Open jingliao132 opened 6 years ago
Correct, the files in text_c10
seem to contain character-level encoding of descriptions. There are ~70 possible integer values, which corresponds perhaps to a lowercase + uppercase alphabet and punctuation. I haven't been able to figure out where the character -> index mapping lives...or if we have to figure it out ourselves...
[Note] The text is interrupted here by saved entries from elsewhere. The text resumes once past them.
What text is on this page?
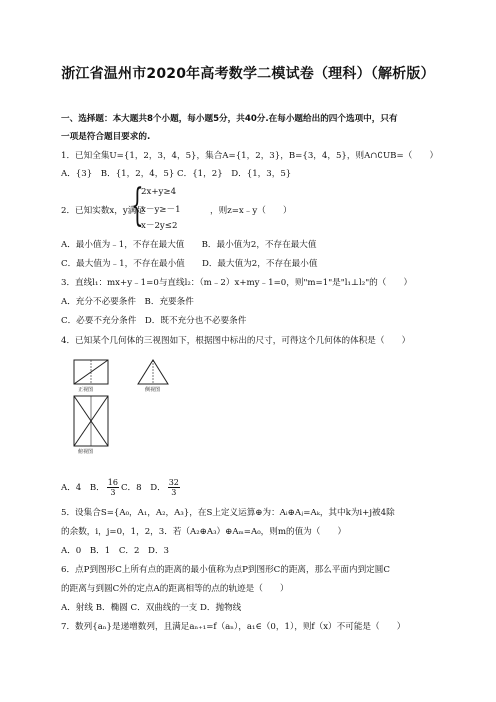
浙江省温州市2020年高考数学二模试卷（理科）（解析版）
一、选择题：本大题共8个小题，每小题5分，共40分.在每小题给出的四个选项中，只有
一项是符合题目要求的.
1．已知全集U={1，2，3，4，5}，集合A={1，2，3}，B={3，4，5}，则A∩∁UB=（　　）
A．{3}　B．{1，2，4，5} C．{1，2}　D．{1，3，5}
2．已知实数x，y满足
{
2x+y≥4
x－y≥－1
x－2y≤2
，则z=x﹣y（　　）
A．最小值为﹣1，不存在最大值　　B．最小值为2，不存在最大值
C．最大值为﹣1，不存在最小值　　D．最大值为2，不存在最小值
3．直线l₁：mx+y﹣1=0与直线l₂：（m﹣2）x+my﹣1=0，则"m=1"是"l₁⊥l₂"的（　　）
A．充分不必要条件　B．充要条件
C．必要不充分条件　D．既不充分也不必要条件
4．已知某个几何体的三视图如下，根据图中标出的尺寸，可得这个几何体的体积是（　　）
正视图	侧视图
俯视图
A．4　B． $\frac{16}{3}$ C．8　D． $\frac{32}{3}$
5．设集合S={A₀，A₁，A₂，A₃}，在S上定义运算⊕为：Aᵢ⊕Aⱼ=Aₖ，其中k为i+j被4除
的余数，i，j=0，1，2，3．若（A₂⊕A₃）⊕Aₘ=A₀，则m的值为（　　）
A．0　B．1　C．2　D．3
6．点P到图形C上所有点的距离的最小值称为点P到图形C的距离，那么平面内到定圆C
的距离与到圆C外的定点A的距离相等的点的轨迹是（　　）
A．射线 B．椭圆 C．双曲线的一支 D．抛物线
7．数列{aₙ}是递增数列，且满足aₙ₊₁=f（aₙ），a₁∈（0，1），则f（x）不可能是（　　）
On the other hand the files in word_c10
contain word-level descriptions of encodings. The vocab_c10.t7
file maps from words to these integers (confirmed by manually translating some of the vectors in word_c10
).
Hello scot! I am confused at how to wrap up .h5 files from .txt(in folder text_c10) when checking the cub data downloading from the link you provided. I open the .h5 file, I found the keys are like 'txt1', 'txt2',..., 'txt10'. Since there are exactly 10 text descriptions in each .txt file, I guess each key value should be corresponding to a text description in .txt. Next, I check the key value of 'txt1', it is a one dimensional tensor with shape (90,): [116, 104, 101, ..., 46]. The 'txt2' shape is (76,). The '90', '76' is very close to the number of alphabets in each text description. I guess the one-dimensional tensor is encoded from an alphabet list(character-level). However, the vocab_c10.t7 is a dictionary contains many words(word-level). It is really weird. How do you encode each text description from .txt to .h5 file? and how do you generate .t7 files(6020110 DoubleTensor) under /text_c10?